Russian Federation: ICRC operations in the northern Caucasus
31-07-2004 Operational Update
The ICRC's operations in the northern Caucasus, focusing on assistance and protection activities, remain hampered by the volatile security environment. On the first anniversary of the unsolved disappearance of one of its Chechen staff, an overview of a region where tens of thousands of people remain in acute need.
Security concerns remain paramount as armed confrontations and attacks continue. Mines and other explosive ordnance are still a daily problem for the civilian population; hostage-taking also remains a serious threat. Arrests continue to take place in relation to the conflict in Chechnya and there are widespread reports of disappearances.
In neighbouring Ingushetia and Daghestan, the question of the return of displaced people to Chechnya gives further cause for concern as in Chechnya appropriate security conditions and available shelter options are still not sufficient to host all possible returnees.
The ICRC's large-scale operation in the northern Caucasus continues to focus on assistance and protection activities. However, project implementation remains hampered by the volatile security environment. There is still no news of its Grozny staff member, Usman Saidaliev, abducted by unidentified armed men at his home in Chechnya in August 2003.
Assisting the vulnerable, visiting detainees
In the first five months of 2004 the ICRC assisted about 100,000 people with food and essential household items in the northern Caucasus.

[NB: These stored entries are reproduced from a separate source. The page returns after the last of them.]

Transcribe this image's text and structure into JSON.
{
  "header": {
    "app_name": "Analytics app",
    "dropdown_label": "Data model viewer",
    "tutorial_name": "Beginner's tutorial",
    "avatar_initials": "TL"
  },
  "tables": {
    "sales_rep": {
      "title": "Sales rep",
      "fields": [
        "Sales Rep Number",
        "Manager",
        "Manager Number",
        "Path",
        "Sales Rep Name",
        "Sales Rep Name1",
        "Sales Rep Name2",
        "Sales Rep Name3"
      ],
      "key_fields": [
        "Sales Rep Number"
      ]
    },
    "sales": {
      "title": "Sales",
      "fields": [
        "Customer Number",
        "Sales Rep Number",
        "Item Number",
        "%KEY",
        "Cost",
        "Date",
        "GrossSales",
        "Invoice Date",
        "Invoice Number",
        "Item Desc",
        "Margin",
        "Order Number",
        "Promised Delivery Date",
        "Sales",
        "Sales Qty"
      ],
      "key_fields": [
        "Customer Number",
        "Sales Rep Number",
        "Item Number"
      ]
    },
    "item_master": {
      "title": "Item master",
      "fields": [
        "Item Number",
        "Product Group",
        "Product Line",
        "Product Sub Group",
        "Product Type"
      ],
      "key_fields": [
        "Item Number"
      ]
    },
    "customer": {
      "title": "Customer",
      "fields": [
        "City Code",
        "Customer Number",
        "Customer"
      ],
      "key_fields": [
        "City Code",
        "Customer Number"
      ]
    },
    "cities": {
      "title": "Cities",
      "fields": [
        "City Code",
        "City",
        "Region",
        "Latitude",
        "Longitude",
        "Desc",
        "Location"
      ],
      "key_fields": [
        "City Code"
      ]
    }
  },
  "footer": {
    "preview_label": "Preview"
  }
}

In Chechnya, the assistance was provided to both residents and displaced people, with selection based on economic criteria in the main urban centres. In Daghestan, where very few humanitarian organizations are active, all the displaced from Chechnya were assisted, while in Ingushetia the most vulnerable were included in the distributions.
In and around Chechnya, ICRC delegates visit places of detention, holding talks with the authorities and interviewing detainees in private so as to monitor conditions of detention as well as their treatment. In line with standard ICRC procedures the delegates'observations and recommendations are discussed only with the authorities concerned. The ICRC receives allegations of arrests and intervenes with the authorities, urging them to investigate and provide information.

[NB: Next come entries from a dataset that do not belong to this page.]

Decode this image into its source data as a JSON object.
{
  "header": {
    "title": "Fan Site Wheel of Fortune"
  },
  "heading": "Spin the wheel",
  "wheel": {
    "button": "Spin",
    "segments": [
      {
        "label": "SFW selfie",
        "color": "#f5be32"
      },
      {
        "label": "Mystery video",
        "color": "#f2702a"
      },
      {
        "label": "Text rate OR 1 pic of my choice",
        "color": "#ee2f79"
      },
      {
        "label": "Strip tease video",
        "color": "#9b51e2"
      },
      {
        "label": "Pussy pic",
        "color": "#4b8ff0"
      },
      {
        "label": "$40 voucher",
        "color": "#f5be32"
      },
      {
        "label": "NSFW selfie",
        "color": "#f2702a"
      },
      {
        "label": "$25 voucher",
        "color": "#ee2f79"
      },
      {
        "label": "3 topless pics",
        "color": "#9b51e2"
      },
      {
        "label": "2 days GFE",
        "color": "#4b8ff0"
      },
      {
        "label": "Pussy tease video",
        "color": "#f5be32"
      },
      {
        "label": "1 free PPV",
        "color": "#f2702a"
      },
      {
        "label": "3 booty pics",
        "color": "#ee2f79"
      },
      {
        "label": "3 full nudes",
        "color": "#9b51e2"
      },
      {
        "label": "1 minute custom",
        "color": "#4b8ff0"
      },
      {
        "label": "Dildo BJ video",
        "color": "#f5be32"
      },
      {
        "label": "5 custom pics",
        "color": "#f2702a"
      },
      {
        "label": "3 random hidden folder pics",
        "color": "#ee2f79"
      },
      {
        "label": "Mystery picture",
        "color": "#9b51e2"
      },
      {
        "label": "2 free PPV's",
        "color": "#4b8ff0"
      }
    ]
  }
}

In Chechnya, for the civilian population, the security situation remains the major concern. The lack of security also affects humanitarian action, limiting access to affected populations.
Support for health services
Reinforcing health services in the region is another priority. The ICRC assists 12 hospitals and the Grozny blood bank and has sponsored training for health workers and doctors as well as for technicians at the Grozny orthopaedic centre.
The mine action programme focuses on the civilian population in general, and children in particular, to help them avoid the dangers of mines and unexploded munitions in Chechnya and Daghestan.
The ICRC's regional communication centre, based in Moscow, coordinate s and supports long-term projects in the Russian Federation and elsewhere in the Commonwealth of Independent States (CIS). This includes programmes to promote international humanitarian law (IHL), especially targeting universities and armed and security forces.
A cooperation agreement was signed between the ICRC and the CIS Inter-parliamentary Association in April to cooperate in promoting IHL treaties and implementing them in CIS countries. The ICRC's Russian-language website was launched in January covering local and international issues of concern to the organization.
Cooperation with the Russian Red Cross seeks to strengthen its operational response capacity by involving it closely in aid programmes in the northern Caucasus, and building up its tracing and IHL dissemination services.
The ICRC has over 380 staff working in the Russian Federation, including 33 expatriates.